Four days later, Soviet and other Warsaw Pact armies invaded.. Most of us had left Vienna by then, but John had stayed on, travelled to Bratislava, and was there when the tanks rolled into the city. In a courageous act of solidarity, he joined the thousands of citizens who thronged the streets in protest and defiance.

The following month WRI sent international teams to Moscow, Warsaw, Budapest and Sofia who displayed banners and distributed leaflets protesting against the invasion and expressing solidarity with the nonviolent resistance of Czech and Slovak citizens. The leaflets also drew parallels with the US invasion of Vietnam and called for the dismantling of both NATO and the Warsaw Pact. John at the Peace Pledge Union was involved in publicizing the event and personally delivered a PPU statement about the action to newspapers and other media outlets.

John was involved in peace activities for the rest of his working life. As youth secretary of the PPU, he was able to pass on his considerable knowledge of pacifist writing to other young activists, producing a bibliography on Pacifism published by Housmans in 1972, and founding the series of PPU publications Studies in Nonviolence.

In 1973, he returned from the Philadelphia Life Center / Movement for a New Society, to join Peace News. In 1974 he was one of the 14 members of the British Withdrawal from Northern Ireland campaign charged with “conspiracy to incite disaffection” for possessing the BWNIC leaflet explaining how British soldiers could refuse to serve in Northern Ireland - this charge carried a possible life sentence. Fortunately, after an 11-week trial, the jury did not follow the judge's advice but accepted the defendants' argument that their actions were justified and returned a verdict of Not Guilty. In addition, John – along with three others – was charged with “aiding and abetting” two AWOL British soldiers go to Sweden to which he pleaded “guilty” and was fined.
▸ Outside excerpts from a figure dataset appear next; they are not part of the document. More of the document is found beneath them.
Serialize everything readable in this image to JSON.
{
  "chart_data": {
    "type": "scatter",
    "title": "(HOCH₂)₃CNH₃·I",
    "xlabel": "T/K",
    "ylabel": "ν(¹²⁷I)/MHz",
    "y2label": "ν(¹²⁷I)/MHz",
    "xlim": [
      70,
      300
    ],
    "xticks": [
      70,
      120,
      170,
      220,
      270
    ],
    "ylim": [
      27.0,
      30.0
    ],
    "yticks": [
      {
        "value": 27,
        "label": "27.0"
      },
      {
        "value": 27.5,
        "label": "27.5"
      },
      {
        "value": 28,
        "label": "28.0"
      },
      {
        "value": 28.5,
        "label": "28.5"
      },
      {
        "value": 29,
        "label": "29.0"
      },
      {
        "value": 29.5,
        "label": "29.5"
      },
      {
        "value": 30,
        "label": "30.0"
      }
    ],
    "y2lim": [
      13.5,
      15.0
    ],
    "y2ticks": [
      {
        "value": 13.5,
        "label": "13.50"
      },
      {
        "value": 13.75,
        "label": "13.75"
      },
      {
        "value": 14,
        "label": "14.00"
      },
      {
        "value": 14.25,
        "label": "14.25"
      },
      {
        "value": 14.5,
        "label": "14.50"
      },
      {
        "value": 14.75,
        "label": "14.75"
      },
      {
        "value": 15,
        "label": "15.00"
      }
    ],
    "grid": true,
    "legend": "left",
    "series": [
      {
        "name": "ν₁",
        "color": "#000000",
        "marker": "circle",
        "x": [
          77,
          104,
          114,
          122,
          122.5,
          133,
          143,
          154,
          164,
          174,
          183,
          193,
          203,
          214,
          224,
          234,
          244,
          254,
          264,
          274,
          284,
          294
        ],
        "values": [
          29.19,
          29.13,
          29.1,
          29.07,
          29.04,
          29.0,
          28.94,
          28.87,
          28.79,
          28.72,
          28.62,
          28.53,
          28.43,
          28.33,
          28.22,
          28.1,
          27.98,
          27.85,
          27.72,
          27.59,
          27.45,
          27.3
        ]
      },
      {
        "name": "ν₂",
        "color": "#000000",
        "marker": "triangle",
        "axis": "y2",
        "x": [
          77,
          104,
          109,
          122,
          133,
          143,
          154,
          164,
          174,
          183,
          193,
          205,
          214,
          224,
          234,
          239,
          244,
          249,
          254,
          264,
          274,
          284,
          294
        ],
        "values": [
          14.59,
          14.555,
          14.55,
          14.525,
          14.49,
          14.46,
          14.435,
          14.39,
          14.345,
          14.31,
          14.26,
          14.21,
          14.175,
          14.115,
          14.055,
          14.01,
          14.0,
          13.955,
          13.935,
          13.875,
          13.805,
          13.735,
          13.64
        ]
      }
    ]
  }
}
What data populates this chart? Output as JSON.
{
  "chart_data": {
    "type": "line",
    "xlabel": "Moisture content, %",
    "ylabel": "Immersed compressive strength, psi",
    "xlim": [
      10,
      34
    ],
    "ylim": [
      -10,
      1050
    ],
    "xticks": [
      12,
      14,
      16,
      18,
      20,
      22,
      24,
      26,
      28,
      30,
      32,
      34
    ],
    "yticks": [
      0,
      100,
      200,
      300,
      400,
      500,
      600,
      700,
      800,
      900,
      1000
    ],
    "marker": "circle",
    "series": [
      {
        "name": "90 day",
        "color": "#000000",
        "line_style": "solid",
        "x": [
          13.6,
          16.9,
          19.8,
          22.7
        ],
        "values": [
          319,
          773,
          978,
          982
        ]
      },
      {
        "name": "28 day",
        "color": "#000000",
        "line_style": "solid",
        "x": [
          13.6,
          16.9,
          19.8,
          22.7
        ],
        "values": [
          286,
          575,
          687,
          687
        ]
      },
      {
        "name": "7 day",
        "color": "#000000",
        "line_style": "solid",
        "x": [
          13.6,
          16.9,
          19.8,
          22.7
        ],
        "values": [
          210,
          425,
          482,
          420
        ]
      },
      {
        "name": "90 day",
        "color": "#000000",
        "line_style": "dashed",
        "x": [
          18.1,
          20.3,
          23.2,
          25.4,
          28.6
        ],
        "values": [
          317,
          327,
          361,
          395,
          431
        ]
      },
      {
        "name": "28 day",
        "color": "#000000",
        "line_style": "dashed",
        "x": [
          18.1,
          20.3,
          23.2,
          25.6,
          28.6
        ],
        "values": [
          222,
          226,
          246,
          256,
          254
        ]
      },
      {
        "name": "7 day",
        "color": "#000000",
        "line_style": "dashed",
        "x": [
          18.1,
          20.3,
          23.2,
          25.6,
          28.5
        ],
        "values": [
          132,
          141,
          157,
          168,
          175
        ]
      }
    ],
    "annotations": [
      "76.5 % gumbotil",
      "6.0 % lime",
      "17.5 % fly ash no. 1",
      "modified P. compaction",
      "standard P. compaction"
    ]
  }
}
John left Peace News after the BWNIC trial and worked at Housman’s bookshop. During this period he served on the Executive Committee of WRI and, in 1980, when the office returned to London from Brussels, WRI chair Myrtle Solomon convinced him to become WRI secretary. He served in that role until nearly the end of 1984. Later, after Myrtle's death in 1987, he took over the administration of the Lansbury House Trust fund, set up to support the educational side of WRI’s work.

While John’s convictions were very much in the tradition of anarcho-pacifism, he was never narrowly sectarian. I remember at a WRI study conference in the late 1970s in Prades in the south of France that he became impatient with what he saw the rigid ideological stance of some anarchist participants and said he preferred to define himself instead as a ‘guerrilla anarchist’. I took him to mean by this that, while holding on to basic anarchist principles, he wanted to be open and flexible on how they were interpreted in practice.

But politics aside, I remember John as a personal friend and the number of occasions when he and his partner, Liz Chapple made me welcome in their home in London when I was on my way to WRI meetings and we enjoyed together the real ales which he took pride in stocking. His death will be a particularly heavy blow to Liz and their son Matthew, and our sympathy must be with them at this time.